Elegy, Southwest by Madeleine Watts review – powerful, poignant and suffused with millennial dread

Madeleine Watts and the cover of her novel Elegy, Southwest
Australian author Madeleine Watts’ second novel, Elegy, Southwest, is out now in the US, ahead of a March release in Australia and the UK. Composite: Ultimo/Simon & Schuster

Madeleine Watts’s first novel, 2020’s The Inland Sea, was an urban fever dream, an ambitious, sophisticated and slightly uneven creation. In it, intimations of climate breakdown, reflections on gendered violence and a rejection of the great Australian ugliness were grafted on to a narrative about a young woman adrift in the interregnum between the end of her university studies and a planned move abroad. Woven through it was a series of excerpts from the journals of the explorer John Oxley, detailing his search for Australia’s mythical inland sea.

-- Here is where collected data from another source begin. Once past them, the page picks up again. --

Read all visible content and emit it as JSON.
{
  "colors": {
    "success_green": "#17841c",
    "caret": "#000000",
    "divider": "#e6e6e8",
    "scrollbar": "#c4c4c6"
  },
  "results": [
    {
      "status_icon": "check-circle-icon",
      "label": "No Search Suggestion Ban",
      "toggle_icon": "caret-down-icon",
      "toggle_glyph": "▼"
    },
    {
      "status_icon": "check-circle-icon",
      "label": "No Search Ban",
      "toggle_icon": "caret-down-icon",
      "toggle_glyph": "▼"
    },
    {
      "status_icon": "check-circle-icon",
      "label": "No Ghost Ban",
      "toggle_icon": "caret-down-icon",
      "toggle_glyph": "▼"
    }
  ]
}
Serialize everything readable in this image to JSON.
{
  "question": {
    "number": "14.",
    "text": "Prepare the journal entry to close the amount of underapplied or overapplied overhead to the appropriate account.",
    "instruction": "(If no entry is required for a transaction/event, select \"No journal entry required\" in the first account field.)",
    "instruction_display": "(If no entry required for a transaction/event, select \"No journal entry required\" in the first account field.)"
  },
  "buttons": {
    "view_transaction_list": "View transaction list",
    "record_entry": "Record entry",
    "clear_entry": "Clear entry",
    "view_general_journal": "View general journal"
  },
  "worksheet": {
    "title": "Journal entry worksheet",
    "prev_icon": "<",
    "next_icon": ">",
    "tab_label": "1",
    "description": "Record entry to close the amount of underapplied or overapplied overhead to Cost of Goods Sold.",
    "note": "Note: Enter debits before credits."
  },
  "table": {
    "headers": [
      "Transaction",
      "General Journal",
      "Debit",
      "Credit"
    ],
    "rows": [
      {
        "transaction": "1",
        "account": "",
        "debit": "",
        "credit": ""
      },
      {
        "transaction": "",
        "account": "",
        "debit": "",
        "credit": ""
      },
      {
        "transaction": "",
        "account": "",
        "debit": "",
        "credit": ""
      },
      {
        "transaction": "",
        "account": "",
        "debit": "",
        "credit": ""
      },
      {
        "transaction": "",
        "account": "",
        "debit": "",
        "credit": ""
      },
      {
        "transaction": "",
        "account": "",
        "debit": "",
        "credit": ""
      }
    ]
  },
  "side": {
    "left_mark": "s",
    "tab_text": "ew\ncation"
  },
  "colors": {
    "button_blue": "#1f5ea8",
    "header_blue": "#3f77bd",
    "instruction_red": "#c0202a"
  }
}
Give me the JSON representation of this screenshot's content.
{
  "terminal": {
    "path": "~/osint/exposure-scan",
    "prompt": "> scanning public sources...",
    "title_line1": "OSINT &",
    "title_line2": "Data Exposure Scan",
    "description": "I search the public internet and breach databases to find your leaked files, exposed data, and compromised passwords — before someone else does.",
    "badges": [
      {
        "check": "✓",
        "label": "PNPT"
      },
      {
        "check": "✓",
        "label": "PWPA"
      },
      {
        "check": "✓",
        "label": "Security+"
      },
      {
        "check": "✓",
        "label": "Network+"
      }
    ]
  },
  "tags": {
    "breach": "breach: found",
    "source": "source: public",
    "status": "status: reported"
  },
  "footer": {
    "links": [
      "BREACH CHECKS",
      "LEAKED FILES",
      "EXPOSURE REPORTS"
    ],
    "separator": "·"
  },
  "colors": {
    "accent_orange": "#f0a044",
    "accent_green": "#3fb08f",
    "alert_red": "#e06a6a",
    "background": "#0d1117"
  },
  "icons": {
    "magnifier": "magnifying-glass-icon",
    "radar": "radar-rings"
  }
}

Water – imagined and real – also plays a big part in Watts’s enormously impressive second novel, Elegy, Southwest. Set in 2018, as the Camp Fire swept through northern California – destroying communities in Paradise, Concow and elsewhere, and blanketing much of the state in thick smoke – it follows young narrator Eloise and her partner, Lewis, as they take a road trip through California, Nevada, Utah and Arizona. Eloise narrates these events from somewhere in the future, after an unnamed calamity has overtaken Lewis, leaving her raking over the events of those weeks for some clue to explain what happened.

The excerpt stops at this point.